A more insightful, nuanced and beautiful portrayal of the architect was offered in another film, My Architect (2003), by his son, Nathaniel. Here, the younger Kahn tries to understand both the works and the complexities of a man who was born in poverty in 1901 and died in 1974 with large debts. Most strikingly, he had three children, unknown to each other, with his wife and two long-term lovers.

Neither piece of film would work, or exist, if it wasn't for the mythic force of Kahn's architecture. He dared to be monumental in a technocratic age. He invoked Egypt and Rome, and Nature and Light. He built with cylinders, vaults and pillars. He could be bombastic and mawkish, to the extent that Rem Koolhaas claims that, as a student, he found a Kahn talk so unbearable that he crawled out on his hands and knees. But he had an exceptional skill and sensitivity with materials, structure and light. A Kahn space at its best is like orchestral music – it envelops, seizes the emotions and imprints the memory.

All of which makes it a good idea for London's Design Museum to show a major exhibition of his work, the first for more than two decades, the more so as it's a chance to see some of the drawings that were at the core of Kahn's creative being. From an early age he drew and drew, and his buildings can be seen as extensions of this urge into three-dimensional, permanent form. He thought through drawing, which was also a sort of handwriting for him, and his sketches sometimes come with numbers and words scribbled alongside.

They have a fragile, open quality, usually freehand, wobbly-lined affairs in soft pencil or chalk. At the same time that they describe the fixed forms of his designs, they evoke the intangible and such things as atmosphere and light. They represent the coming into being of something, rather than a final result.
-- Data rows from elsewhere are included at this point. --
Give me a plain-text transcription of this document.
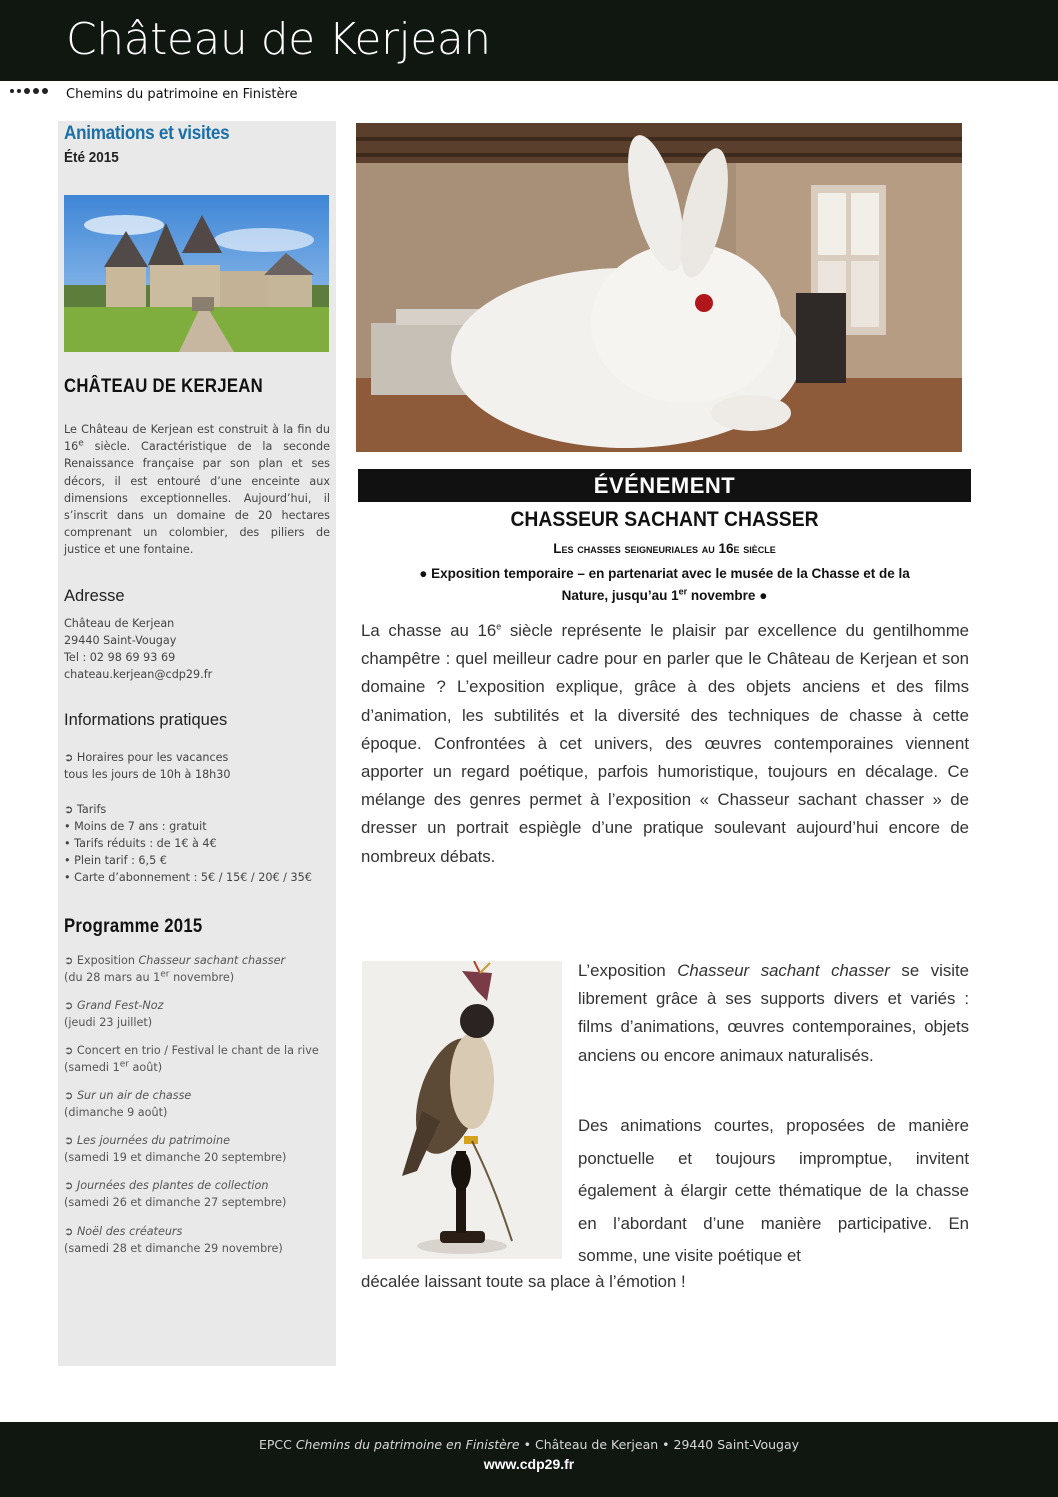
Château de Kerjean
Chemins du patrimoine en Finistère
Animations et visites
Été 2015
CHÂTEAU DE KERJEAN
Le Château de Kerjean est construit à la fin du 16e siècle. Caractéristique de la seconde Renaissance française par son plan et ses décors, il est entouré d’une enceinte aux dimensions exceptionnelles. Aujourd’hui, il s’inscrit dans un domaine de 20 hectares comprenant un colombier, des piliers de justice et une fontaine.
Adresse
Château de Kerjean
29440 Saint-Vougay
Tel : 02 98 69 93 69
chateau.kerjean@cdp29.fr
Informations pratiques
➲ Horaires pour les vacances
tous les jours de 10h à 18h30
➲ Tarifs
• Moins de 7 ans : gratuit
• Tarifs réduits : de 1€ à 4€
• Plein tarif : 6,5 €
• Carte d’abonnement : 5€ / 15€ / 20€ / 35€
Programme 2015
➲ Exposition Chasseur sachant chasser
(du 28 mars au 1er novembre)
➲ Grand Fest-Noz
(jeudi 23 juillet)
➲ Concert en trio / Festival le chant de la rive
(samedi 1er août)
➲ Sur un air de chasse
(dimanche 9 août)
➲ Les journées du patrimoine
(samedi 19 et dimanche 20 septembre)
➲ Journées des plantes de collection
(samedi 26 et dimanche 27 septembre)
➲ Noël des créateurs
(samedi 28 et dimanche 29 novembre)
ÉVÉNEMENT
CHASSEUR SACHANT CHASSER
Les chasses seigneuriales au 16e siècle
● Exposition temporaire – en partenariat avec le musée de la Chasse et de la
Nature, jusqu’au 1er novembre ●
La chasse au 16e siècle représente le plaisir par excellence du gentilhomme champêtre : quel meilleur cadre pour en parler que le Château de Kerjean et son domaine ? L’exposition explique, grâce à des objets anciens et des films d’animation, les subtilités et la diversité des techniques de chasse à cette époque. Confrontées à cet univers, des œuvres contemporaines viennent apporter un regard poétique, parfois humoristique, toujours en décalage. Ce mélange des genres permet à l’exposition « Chasseur sachant chasser » de dresser un portrait espiègle d’une pratique soulevant aujourd’hui encore de nombreux débats.
L’exposition Chasseur sachant chasser se visite librement grâce à ses supports divers et variés : films d’animations, œuvres contemporaines, objets anciens ou encore animaux naturalisés.
Des animations courtes, proposées de manière ponctuelle et toujours impromptue, invitent également à élargir cette thématique de la chasse en l’abordant d’une manière participative. En somme, une visite poétique et
décalée laissant toute sa place à l’émotion !
EPCC Chemins du patrimoine en Finistère • Château de Kerjean • 29440 Saint-Vougay
www.cdp29.fr
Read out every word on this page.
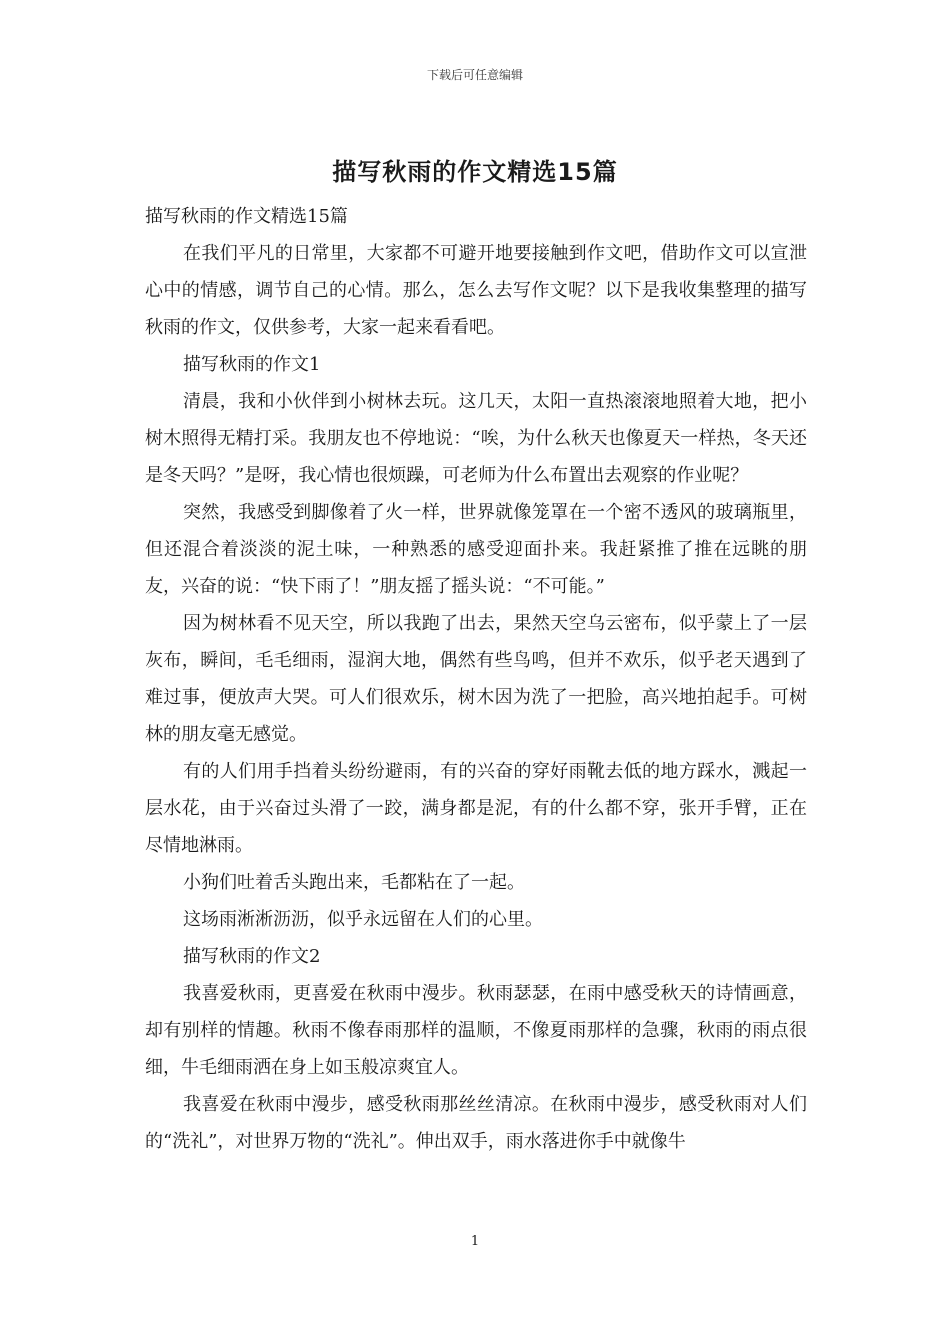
下载后可任意编辑
描写秋雨的作文精选15篇

描写秋雨的作文精选15篇

在我们平凡的日常里，大家都不可避开地要接触到作文吧，借助作文可以宣泄心中的情感，调节自己的心情。那么，怎么去写作文呢？以下是我收集整理的描写秋雨的作文，仅供参考，大家一起来看看吧。

描写秋雨的作文1

清晨，我和小伙伴到小树林去玩。这几天，太阳一直热滚滚地照着大地，把小树木照得无精打采。我朋友也不停地说：“唉，为什么秋天也像夏天一样热，冬天还是冬天吗？”是呀，我心情也很烦躁，可老师为什么布置出去观察的作业呢？

突然，我感受到脚像着了火一样，世界就像笼罩在一个密不透风的玻璃瓶里，但还混合着淡淡的泥土味，一种熟悉的感受迎面扑来。我赶紧推了推在远眺的朋友，兴奋的说：“快下雨了！”朋友摇了摇头说：“不可能。”

因为树林看不见天空，所以我跑了出去，果然天空乌云密布，似乎蒙上了一层灰布，瞬间，毛毛细雨，湿润大地，偶然有些鸟鸣，但并不欢乐，似乎老天遇到了难过事，便放声大哭。可人们很欢乐，树木因为洗了一把脸，高兴地拍起手。可树林的朋友毫无感觉。

有的人们用手挡着头纷纷避雨，有的兴奋的穿好雨靴去低的地方踩水，溅起一层水花，由于兴奋过头滑了一跤，满身都是泥，有的什么都不穿，张开手臂，正在尽情地淋雨。

小狗们吐着舌头跑出来，毛都粘在了一起。

这场雨淅淅沥沥，似乎永远留在人们的心里。

描写秋雨的作文2

我喜爱秋雨，更喜爱在秋雨中漫步。秋雨瑟瑟，在雨中感受秋天的诗情画意，却有别样的情趣。秋雨不像春雨那样的温顺，不像夏雨那样的急骤，秋雨的雨点很细，牛毛细雨洒在身上如玉般凉爽宜人。

我喜爱在秋雨中漫步，感受秋雨那丝丝清凉。在秋雨中漫步，感受秋雨对人们的“洗礼”，对世界万物的“洗礼”。伸出双手，雨水落进你手中就像牛

1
Alongside the drawings are the study models with which Kahn developed projects such as the National Assembly building of Bangladesh, in which colossal structures would be explored through hand-size artefacts of thin brown card or wood. As good as both are previously unseen footage by Nathaniel Kahn, of the parliament animated by subcontinental sunlight and civic life, of a wooden Pennsylvanian house in green, moist gardens and of the Kimbell Art Museum in Fort Worth, Texas. The latter, with the help of time-lapse photography, captures the coexistence of permanence and transience that makes Kahn good. The Kimbell is a massive, symmetrical work of travertine walls and vaulted concrete that could be plain pompous, but in the film as in life its weight dissolves into shadows, the patterns of trees and flickers of light on running water.

Less illuminating are large models of Kahn's buildings made for the exhibition, dead things that betray the animation of the original work, and a selection of photographs of his buildings that are not on the whole evocative or informative. In one strange moment, a full-scale mock-up of a window seat is placed in front of a photo of the original. This photo actually tells more than the model, as it describes materials, light and setting, but you can't see it well because the model is in the way.
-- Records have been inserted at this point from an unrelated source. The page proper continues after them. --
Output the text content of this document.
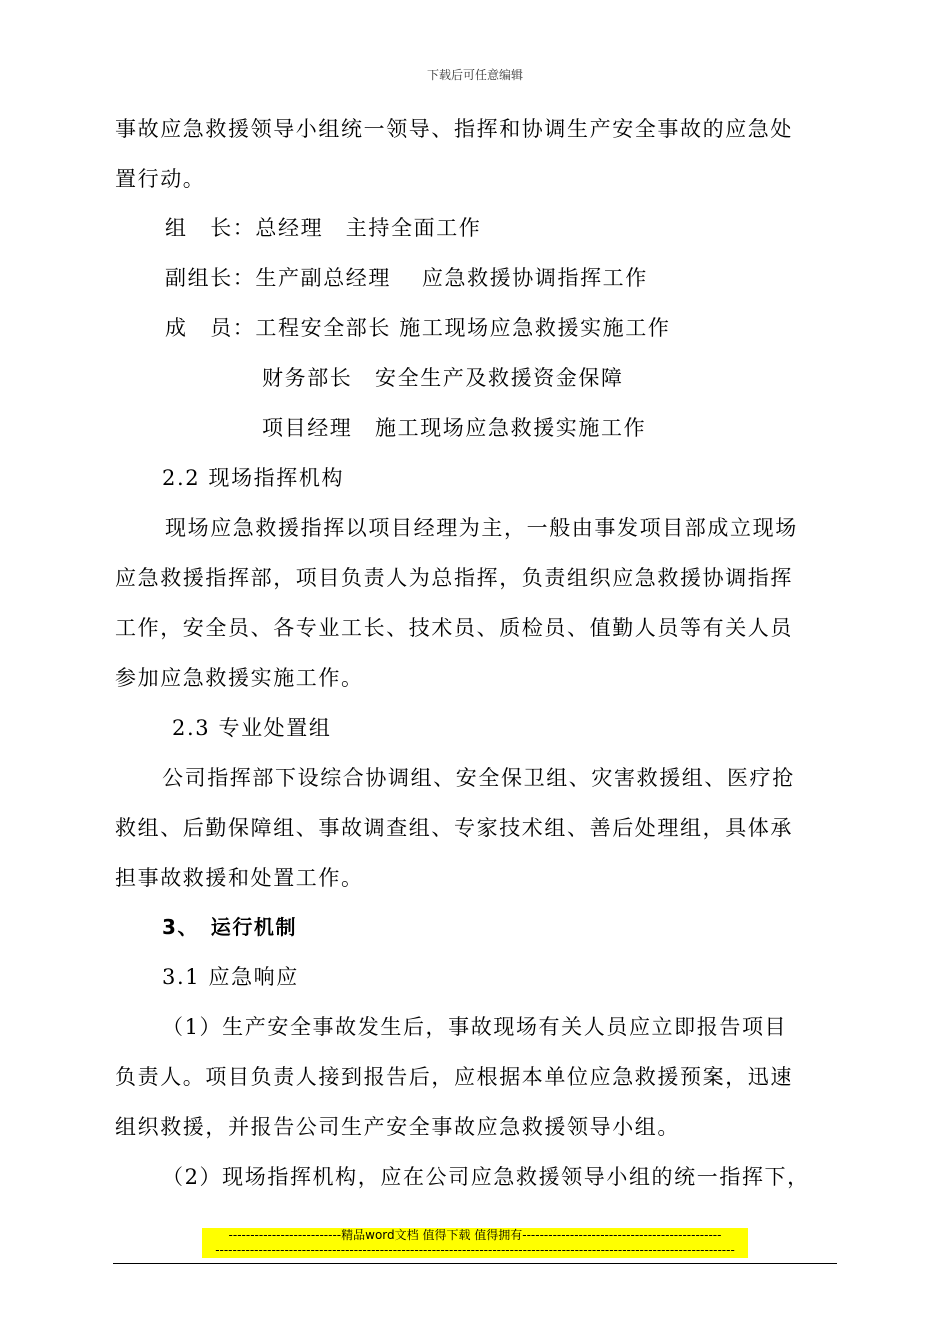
下载后可任意编辑
事故应急救援领导小组统一领导、指挥和协调生产安全事故的应急处
置行动。
组　长：总经理　主持全面工作
副组长：生产副总经理　 应急救援协调指挥工作
成　员：工程安全部长 施工现场应急救援实施工作
财务部长　安全生产及救援资金保障
项目经理　施工现场应急救援实施工作
2.2 现场指挥机构
现场应急救援指挥以项目经理为主，一般由事发项目部成立现场
应急救援指挥部，项目负责人为总指挥，负责组织应急救援协调指挥
工作，安全员、各专业工长、技术员、质检员、值勤人员等有关人员
参加应急救援实施工作。
2.3 专业处置组
公司指挥部下设综合协调组、安全保卫组、灾害救援组、医疗抢
救组、后勤保障组、事故调查组、专家技术组、善后处理组，具体承
担事故救援和处置工作。
3、　运行机制
3.1 应急响应
（1）生产安全事故发生后，事故现场有关人员应立即报告项目
负责人。项目负责人接到报告后，应根据本单位应急救援预案，迅速
组织救援，并报告公司生产安全事故应急救援领导小组。
（2）现场指挥机构，应在公司应急救援领导小组的统一指挥下，
--------------------------精品word文档 值得下载 值得拥有----------------------------------------------
------------------------------------------------------------------------------------------------------------------------
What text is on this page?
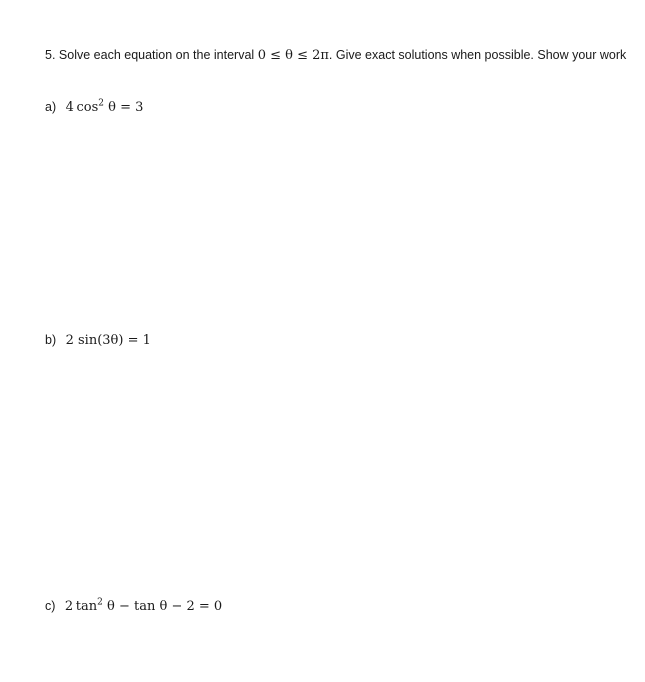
5. Solve each equation on the interval 0 ≤ θ ≤ 2π. Give exact solutions when possible. Show your work
a) 4  $\cos^2 \theta = 3$
b) 2 sin(3θ) = 1
c) 2  $\tan^2 \theta - \tan \theta - 2 = 0$
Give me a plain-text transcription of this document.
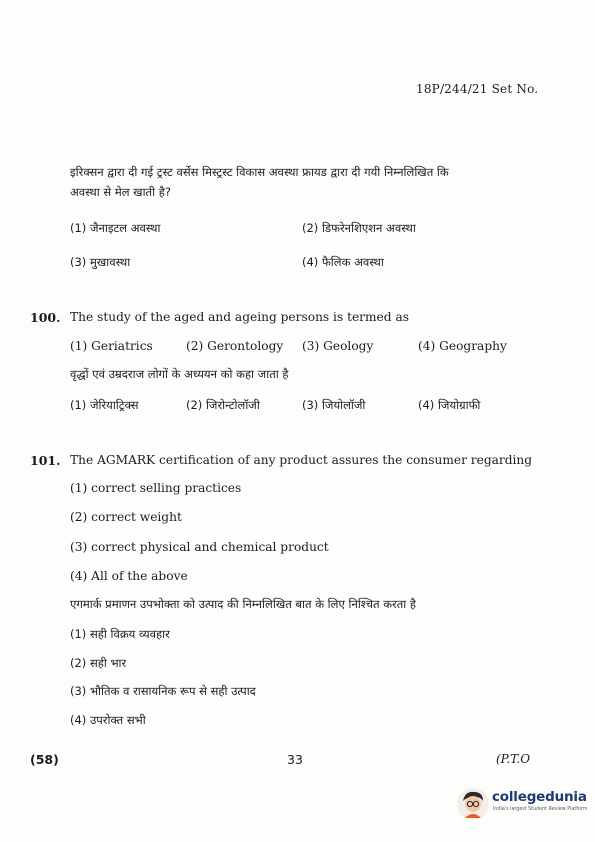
18P/244/21 Set No.
इरिक्सन द्वारा दी गई ट्रस्ट वर्सेस मिस्ट्रस्ट विकास अवस्था फ्रायड द्वारा दी गयी निम्नलिखित कि
अवस्था से मेल खाती है?
(1) जैनाइटल अवस्था	(2) डिफरेनशिएशन अवस्था
(3) मुखावस्था	(4) फैलिक अवस्था
100. The study of the aged and ageing persons is termed as
(1) Geriatrics	(2) Gerontology (3) Geology	(4) Geography
वृद्धों एवं उम्रदराज लोगों के अध्ययन को कहा जाता है
(1) जेरियाट्रिक्स	(2) जिरोन्टोलॉजी	(3) जियोलॉजी	(4) जियोग्राफी
101. The AGMARK certification of any product assures the consumer regarding
(1) correct selling practices
(2) correct weight
(3) correct physical and chemical product
(4) All of the above
एगमार्क प्रमाणन उपभोक्ता को उत्पाद की निम्नलिखित बात के लिए निश्चित करता है
(1) सही विक्रय व्यवहार
(2) सही भार
(3) भौतिक व रासायनिक रूप से सही उत्पाद
(4) उपरोक्त सभी
(58)	33	(P.T.O
collegedunia
India's largest Student Review Platform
The sequencing of exhibits is confusing. It has a thematic structure that assumes you already know the projects, but even if you do, it is sometimes hard to work out how a drawing connects to a model, connects to a photograph. The Vitra Design Museum in Switzerland, where the show originated, wants to stress Kahn's interest in science and engineering, as a counterpoint to the usual perception of him as a monument builder. This side of him is worth highlighting, but I think they're trying too hard to be different. Monuments (of a subtle and complex kind) were, in the end, his thing.

Kahn might have said, in the same way that he addressed bricks: "Exhibition, what do you want to be?" And Exhibition might have replied: "I want to be the drawings, study models and the films, all lucidly organised." Then it would have been terrific. Ditto if it fully celebrated some of the wonderful personal items it has, such as the drawing chalks and battered suitcase that Kahn took on his sketching travels. As it is, I pause before recommending it to people outside the Kahn fandom. You should go, because there is great stuff there, but to understand its subject, watch My Architect first.